Research shows that organisations with high levels of employee engagement have a lower staff turnover, are more efficient and effective, and that highly engaged employees:
– are more customer focused, find they are more creative at work, and take less time off sick;
– care about the future of their organisation and put in greater effort to help it meet its objectives;
– feel proud of the organisation they work for and are inspired to do their best and motivated to deliver the organisation’s objectives. EngageforSuccess
Despite the decision for Brexit, many of our clients are still optimistic about the future and continue to focus on growth, with the majority looking to increase staff headcount. Retaining the best people is also critical and companies are having to think carefully about their retention strategies and consider how to increase employee engagement. It’s not about how happy or satisfied an employee is, but it is about the emotional commitment the employee has to the organization and its goals.
When employees are engaged they use discretionary effort, they work not just for themselves but also for an organisations’ goals. An engaged team of workers is key to activating high performance.

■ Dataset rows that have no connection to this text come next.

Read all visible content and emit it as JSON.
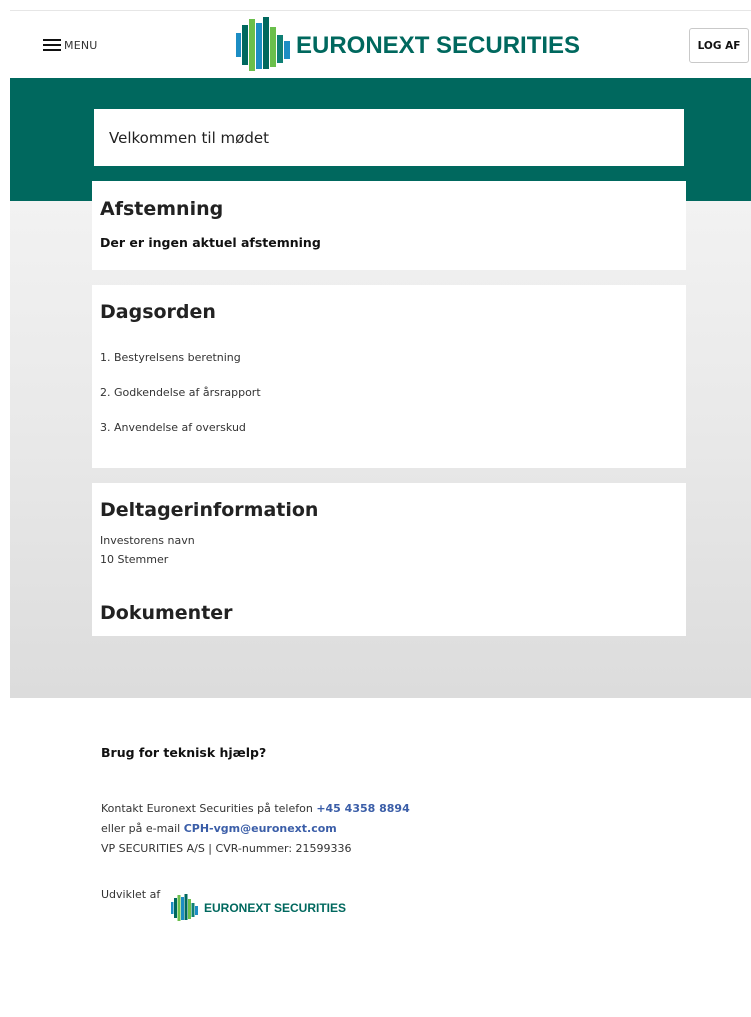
{
  "header": {
    "menu_label": "MENU",
    "brand_name": "EURONEXT SECURITIES",
    "logout_label": "LOG AF"
  },
  "welcome": {
    "text": "Velkommen til mødet"
  },
  "voting": {
    "title": "Afstemning",
    "status": "Der er ingen aktuel afstemning"
  },
  "agenda": {
    "title": "Dagsorden",
    "items": [
      "1. Bestyrelsens beretning",
      "2. Godkendelse af årsrapport",
      "3. Anvendelse af overskud"
    ]
  },
  "participant": {
    "title": "Deltagerinformation",
    "investor_name": "Investorens navn",
    "votes": "10 Stemmer",
    "documents_title": "Dokumenter"
  },
  "footer": {
    "help_title": "Brug for teknisk hjælp?",
    "contact_phone_prefix": "Kontakt Euronext Securities på telefon ",
    "phone": "+45 4358 8894",
    "contact_email_prefix": "eller på e-mail ",
    "email": "CPH-vgm@euronext.com",
    "company_line": "VP SECURITIES A/S | CVR-nummer: 21599336",
    "developed_by": "Udviklet af",
    "brand_name": "EURONEXT SECURITIES"
  },
  "colors": {
    "brand_teal": "#00685e",
    "brand_green": "#6abf4b",
    "brand_blue": "#1c8dc4",
    "link_blue": "#3b5ea8"
  },
  "icons": {
    "menu": "hamburger-menu-icon",
    "logo": "euronext-logo-icon"
  }
}
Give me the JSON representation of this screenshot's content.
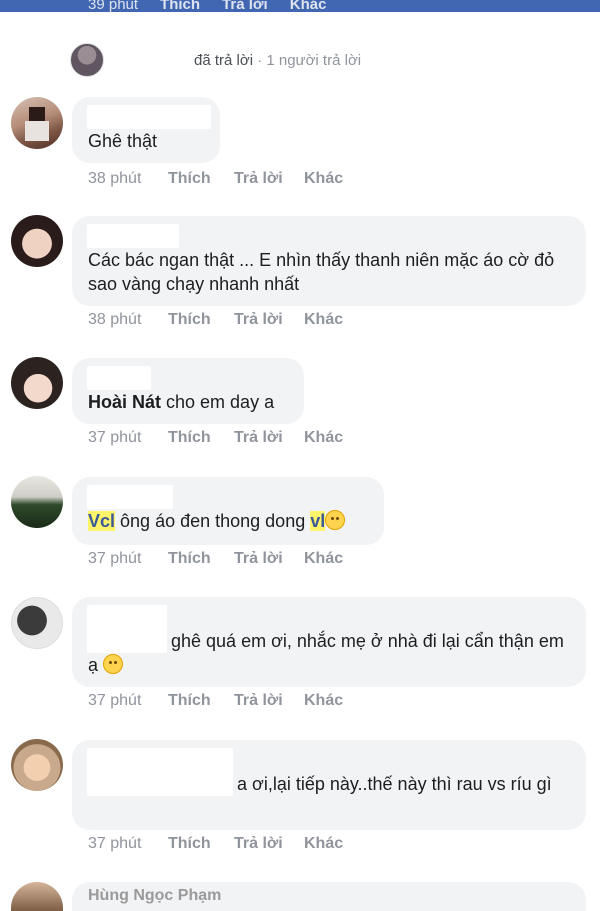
{
  "topbar": {
    "time": "39 phút",
    "like": "Thích",
    "reply": "Trả lời",
    "more": "Khác"
  },
  "reply_summary": {
    "label": "đã trả lời",
    "count": " · 1 người trả lời"
  },
  "comments": [
    {
      "text": "Ghê thật",
      "time": "38 phút",
      "like": "Thích",
      "reply": "Trả lời",
      "more": "Khác"
    },
    {
      "text": "Các bác ngan thật ... E nhìn thấy thanh niên mặc áo cờ đỏ sao vàng chạy nhanh nhất",
      "time": "38 phút",
      "like": "Thích",
      "reply": "Trả lời",
      "more": "Khác"
    },
    {
      "mention": "Hoài Nát",
      "text": " cho em day a",
      "time": "37 phút",
      "like": "Thích",
      "reply": "Trả lời",
      "more": "Khác"
    },
    {
      "prefix": "Vcl",
      "text": " ông áo đen thong dong ",
      "suffix": "vl",
      "time": "37 phút",
      "like": "Thích",
      "reply": "Trả lời",
      "more": "Khác"
    },
    {
      "text": "ghê quá em ơi, nhắc mẹ ở nhà đi lại cẩn thận em ạ",
      "time": "37 phút",
      "like": "Thích",
      "reply": "Trả lời",
      "more": "Khác"
    },
    {
      "text": "a ơi,lại tiếp này..thế này thì rau vs ríu gì",
      "time": "37 phút",
      "like": "Thích",
      "reply": "Trả lời",
      "more": "Khác"
    },
    {
      "name": "Hùng Ngọc Phạm"
    }
  ]
}
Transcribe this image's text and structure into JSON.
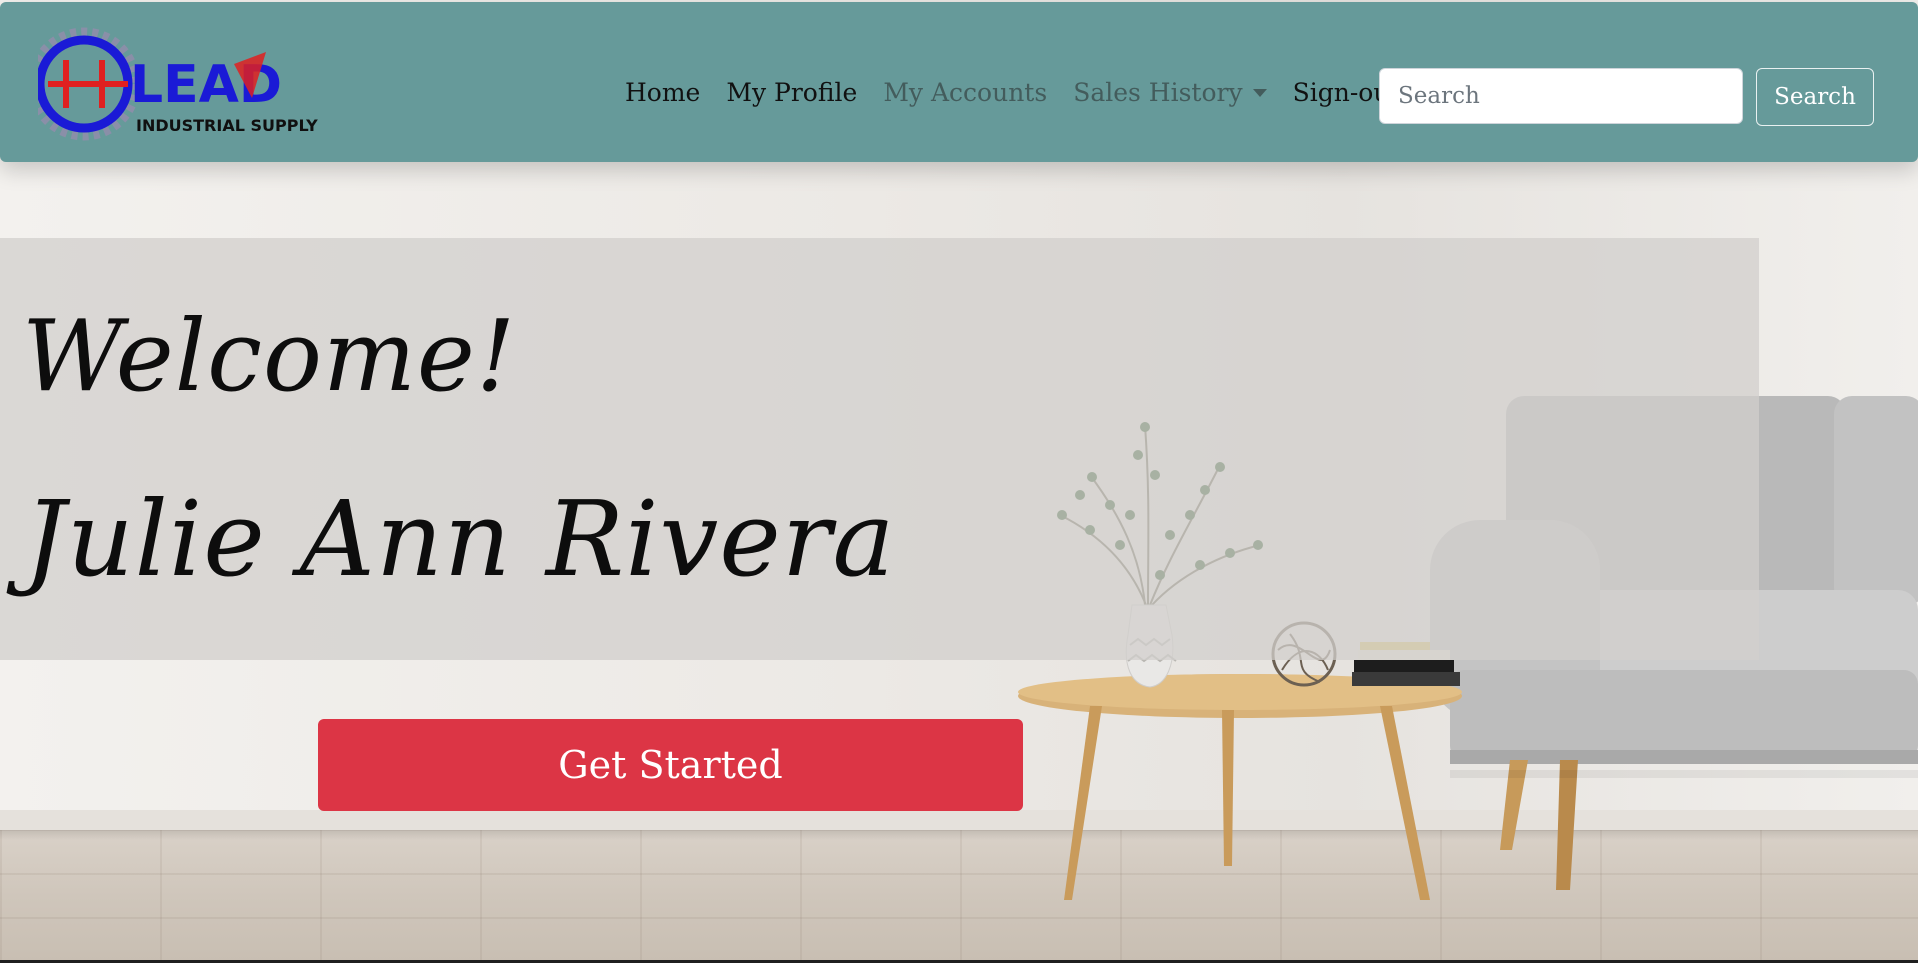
{
  "brand": {
    "logo_letters": "LEAD",
    "logo_subtitle": "INDUSTRIAL SUPPLY"
  },
  "nav": {
    "items": [
      {
        "label": "Home",
        "muted": false
      },
      {
        "label": "My Profile",
        "muted": false
      },
      {
        "label": "My Accounts",
        "muted": true
      },
      {
        "label": "Sales History",
        "muted": true,
        "dropdown": true
      },
      {
        "label": "Sign-out",
        "muted": false
      }
    ],
    "search_placeholder": "Search",
    "search_button": "Search"
  },
  "hero": {
    "welcome": "Welcome!",
    "user_name": "Julie Ann Rivera",
    "cta_label": "Get Started"
  },
  "colors": {
    "navbar_bg": "#669a9a",
    "cta_bg": "#dc3545",
    "logo_blue": "#1a1ad6",
    "logo_red": "#e02020"
  }
}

Here are the results of our findings which show what employees feel their companies should and could do better to engage their employees.
What could your current employer do to improve employee retention?
The top three answers were:
1. Invest in training
2. Increase financial incentives including benefits
3. Review and appraise more frequently.
Employees wanted more financial investment into their training and development. This wasn’t just to better their own skill set, but they felt this would benefit their employer and help their company in the long term. They wanted more financial benefits either money or company incentives.
For a large proportion (over 53%) pay was not being linked to performance or achievements. This discouraged “out of box” thinking or the desire to do more for the business as a whole.
Regular performance reviews were also in the top 3. When linked to clear goals and activity (either individually or collectively or both), reviews can encourage people to work towards the same business objectives and become more successful.